Os últimos detalhes da proposta foram discutidos em reunião virtual, na terça-feira (11/8), do governador Eduardo Leite com o chefe da Casa Civil, Otomar Vivian, o procurador-geral do Estado, Eduardo Cunha da Costa, e os secretários da Educação, Faisal Karam, e da Fazenda, Marco Aurelio Cardoso, juntamente com o líder do governo na Assembleia, deputado Frederico Antunes.

“Temos consciência de que a pandemia impôs restrições a muitas atividades, entre elas o transporte escolar, que foi paralisado devido à necessidade de suspendermos as aulas presenciais para evitar contaminação. Fomos demandados pela categoria e também por deputados e, desde então, viemos tentando construir uma solução, sempre com diálogo e responsabilidade jurídica.
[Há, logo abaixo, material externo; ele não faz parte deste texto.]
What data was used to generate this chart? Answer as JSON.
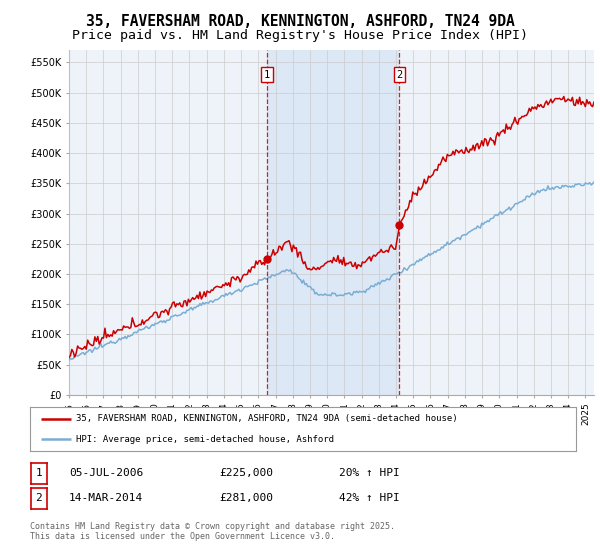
{
  "title_line1": "35, FAVERSHAM ROAD, KENNINGTON, ASHFORD, TN24 9DA",
  "title_line2": "Price paid vs. HM Land Registry's House Price Index (HPI)",
  "ylim": [
    0,
    570000
  ],
  "yticks": [
    0,
    50000,
    100000,
    150000,
    200000,
    250000,
    300000,
    350000,
    400000,
    450000,
    500000,
    550000
  ],
  "ytick_labels": [
    "£0",
    "£50K",
    "£100K",
    "£150K",
    "£200K",
    "£250K",
    "£300K",
    "£350K",
    "£400K",
    "£450K",
    "£500K",
    "£550K"
  ],
  "xlim_start": 1995.0,
  "xlim_end": 2025.5,
  "xtick_years": [
    1995,
    1996,
    1997,
    1998,
    1999,
    2000,
    2001,
    2002,
    2003,
    2004,
    2005,
    2006,
    2007,
    2008,
    2009,
    2010,
    2011,
    2012,
    2013,
    2014,
    2015,
    2016,
    2017,
    2018,
    2019,
    2020,
    2021,
    2022,
    2023,
    2024,
    2025
  ],
  "sale1_x": 2006.51,
  "sale1_y": 225000,
  "sale1_label": "1",
  "sale2_x": 2014.2,
  "sale2_y": 281000,
  "sale2_label": "2",
  "red_color": "#cc0000",
  "blue_color": "#7aadd4",
  "shade_color": "#dce8f5",
  "dashed_color": "#cc0000",
  "background_color": "#ffffff",
  "plot_bg_color": "#eef3fa",
  "grid_color": "#cccccc",
  "legend_label_red": "35, FAVERSHAM ROAD, KENNINGTON, ASHFORD, TN24 9DA (semi-detached house)",
  "legend_label_blue": "HPI: Average price, semi-detached house, Ashford",
  "table_row1": [
    "1",
    "05-JUL-2006",
    "£225,000",
    "20% ↑ HPI"
  ],
  "table_row2": [
    "2",
    "14-MAR-2014",
    "£281,000",
    "42% ↑ HPI"
  ],
  "footer": "Contains HM Land Registry data © Crown copyright and database right 2025.\nThis data is licensed under the Open Government Licence v3.0.",
  "title_fontsize": 10.5,
  "subtitle_fontsize": 9.5
}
O melhor caminho que encontramos foi por meio deste PL, que agora será discutido pelos deputados para chegarmos à melhor estratégia”, disse o governador.

Pela proposta, o Estado efetuará o repasse, de forma retroativa desde o início da suspensão das aulas, de 20% do valor médio mensal de cada contrato feito diretamente com empresas de transporte escolar e de 30% dos repasses mensais feitos aos municípios por meio do Programa Estadual de Apoio ao Transporte Escolar no Rio Grande do Sul (Peate/RS), de forma a estimular essa política pública, responsável por viabilizar o transporte como ferramenta de fomentar o acesso e a permanência dos alunos matriculados na rede estadual.
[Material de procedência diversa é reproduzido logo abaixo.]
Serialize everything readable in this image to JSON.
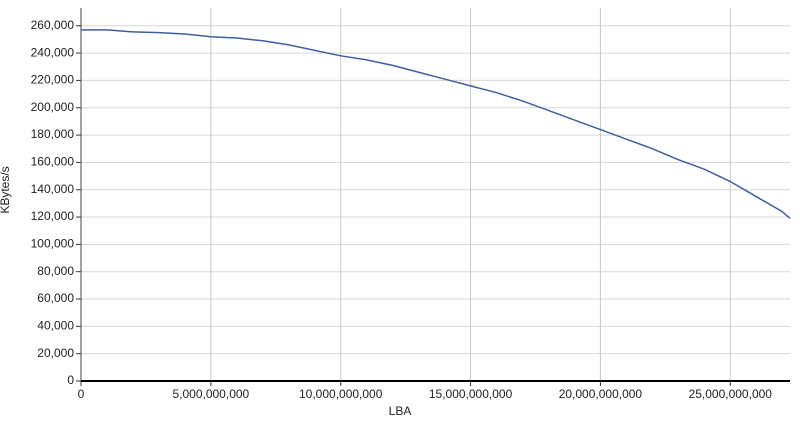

O pagamento antecipado será abatido do valor a ser pago aos prestadores de transporte escolar quando o ensino presencial for retomado, no mesmo número de parcelas com que o repasse será feito pelo Executivo – o que dependerá da aprovação do projeto.

De acordo com o procurador-geral, o projeto dialoga com as propostas trazidas pelos deputados – PL 160/2020, de autoria da parlamentar Franciane Bayer, e PL 114/2020, do deputado Paparico Bacchi – que tramitam na Assembleia e foram levadas à reunião da Comissão de Economia, Desenvolvimento Sustentável e do Turismo da Assembleia, em que a Procuradoria-Geral do Estado (PGE) se comprometeu em propor uma solução jurídica para a questão.

“Tivemos de trabalhar a muitas mãos, com a Fazenda e com a Educação, para chegarmos a uma proposta dentro dos limites legais, sem gerar precedentes, mas que trouxesse algum alívio financeiro em meio a este cenário complicado”, afirmou Costa.

Conforme a Secretaria de Educação, o governo mantém 187 contratos diretos com empresas de transporte escolar, no valor aproximado de R$ 5 milhões por mês, e outros 464 contratos com municípios (Peate), que somam R$ 16 milhões mensais.